ヨーロッパ屈指のワイン企業「カステルグループ」と山東省煙台のワイナリーが提携して生産しており、中国ワインの中でも高く評価されている銘柄です。

濃厚な果実味と程よいタンニンがあり、樽のアロマも感じられるエレガントな飲み口が特徴です。

Ch. Changyu Castel Chardonnay(チャンユー・カステル シャルドネ)

上記と同じワイナリーが生産するシャルドネの白ワインです。寒冷な地域で栽培されたシャルドネはミネラルや酸味が豊富に含まれています。

引き締まった上品な酸味と繊細な飲み口が特徴で、フランス・ブルゴーニュのワインを彷彿とさせてくれます。

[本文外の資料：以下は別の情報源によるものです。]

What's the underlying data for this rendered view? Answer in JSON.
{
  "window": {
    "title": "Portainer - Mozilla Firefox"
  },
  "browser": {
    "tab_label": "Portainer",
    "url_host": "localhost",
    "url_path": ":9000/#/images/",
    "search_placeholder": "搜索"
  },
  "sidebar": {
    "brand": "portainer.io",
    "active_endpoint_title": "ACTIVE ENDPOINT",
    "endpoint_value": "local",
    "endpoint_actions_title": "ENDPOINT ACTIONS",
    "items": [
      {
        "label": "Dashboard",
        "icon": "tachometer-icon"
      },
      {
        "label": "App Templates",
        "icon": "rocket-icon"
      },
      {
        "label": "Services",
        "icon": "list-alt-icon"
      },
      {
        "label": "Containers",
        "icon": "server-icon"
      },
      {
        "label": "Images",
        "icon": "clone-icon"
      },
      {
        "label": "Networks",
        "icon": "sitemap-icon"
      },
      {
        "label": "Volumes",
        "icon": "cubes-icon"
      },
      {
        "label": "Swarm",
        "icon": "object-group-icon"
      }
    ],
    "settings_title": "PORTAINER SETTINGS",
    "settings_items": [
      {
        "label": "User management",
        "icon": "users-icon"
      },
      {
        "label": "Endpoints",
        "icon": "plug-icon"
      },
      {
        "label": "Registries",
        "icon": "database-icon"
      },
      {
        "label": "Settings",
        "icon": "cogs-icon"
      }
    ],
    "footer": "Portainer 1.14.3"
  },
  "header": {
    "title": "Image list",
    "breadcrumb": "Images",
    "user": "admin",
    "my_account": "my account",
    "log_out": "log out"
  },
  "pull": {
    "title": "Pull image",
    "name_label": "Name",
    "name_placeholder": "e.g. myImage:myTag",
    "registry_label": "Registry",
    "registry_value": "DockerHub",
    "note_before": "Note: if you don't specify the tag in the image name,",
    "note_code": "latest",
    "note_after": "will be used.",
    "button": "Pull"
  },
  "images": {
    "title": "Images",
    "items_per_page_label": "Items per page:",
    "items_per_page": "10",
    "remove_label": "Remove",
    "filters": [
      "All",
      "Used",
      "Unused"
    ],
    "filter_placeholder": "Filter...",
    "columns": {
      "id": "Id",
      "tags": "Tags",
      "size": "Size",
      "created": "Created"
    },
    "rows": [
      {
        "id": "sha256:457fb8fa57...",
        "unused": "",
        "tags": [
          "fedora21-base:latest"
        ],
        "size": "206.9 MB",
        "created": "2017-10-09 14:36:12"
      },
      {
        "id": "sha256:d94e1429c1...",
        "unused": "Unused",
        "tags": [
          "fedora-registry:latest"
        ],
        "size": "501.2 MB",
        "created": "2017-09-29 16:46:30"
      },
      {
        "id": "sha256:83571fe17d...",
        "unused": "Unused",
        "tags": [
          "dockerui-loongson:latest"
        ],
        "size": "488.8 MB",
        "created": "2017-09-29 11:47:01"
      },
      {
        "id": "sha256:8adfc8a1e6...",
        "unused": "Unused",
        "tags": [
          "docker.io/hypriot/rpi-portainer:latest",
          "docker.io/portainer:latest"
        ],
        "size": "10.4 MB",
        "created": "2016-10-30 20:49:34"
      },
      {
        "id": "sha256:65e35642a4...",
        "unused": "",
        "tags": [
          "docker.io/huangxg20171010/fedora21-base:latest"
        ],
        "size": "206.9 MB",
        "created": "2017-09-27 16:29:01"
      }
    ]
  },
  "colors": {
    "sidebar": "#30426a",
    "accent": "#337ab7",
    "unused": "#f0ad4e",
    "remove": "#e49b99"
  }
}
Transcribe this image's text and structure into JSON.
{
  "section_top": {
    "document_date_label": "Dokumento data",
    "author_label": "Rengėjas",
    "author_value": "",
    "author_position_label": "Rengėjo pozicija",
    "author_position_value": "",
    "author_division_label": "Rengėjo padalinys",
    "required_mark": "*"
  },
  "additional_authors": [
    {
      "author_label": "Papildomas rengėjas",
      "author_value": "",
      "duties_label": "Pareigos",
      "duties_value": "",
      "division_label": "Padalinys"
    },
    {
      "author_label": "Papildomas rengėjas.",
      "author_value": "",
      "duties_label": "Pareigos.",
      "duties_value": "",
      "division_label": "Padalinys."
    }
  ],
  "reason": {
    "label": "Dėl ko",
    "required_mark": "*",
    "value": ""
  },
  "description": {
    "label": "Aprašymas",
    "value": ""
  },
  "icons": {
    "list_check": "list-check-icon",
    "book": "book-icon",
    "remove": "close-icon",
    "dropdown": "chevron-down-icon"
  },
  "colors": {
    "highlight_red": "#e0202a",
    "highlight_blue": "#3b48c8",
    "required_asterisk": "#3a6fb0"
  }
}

Golden Icewine Valley(ゴールデンアイスバレー)

こちらはカナダのアイスワインメーカーと提携をし、造られた天然のアイスワインです。

中国遼寧省に世界最大級のアイスワイン畑を作り、人口凍結を行わない自然派なワインを開発しました。中国初のアイスワインでもあり、上品な甘さと芳醇な香りが多くの人を魅了しています。

まとめ

今回は中国ワインの特徴や歴史、おすすめの銘柄を紹介してきました。

日本人には馴染みのない中国ワインですが、日本よりもワイン造りが盛んだと分かりましたね。フランスやイタリアの有名メーカーの畑もあるということで、これからの成長が楽しみです。

気になる方はネット通販などで中国ワインを注文してみてくださいね。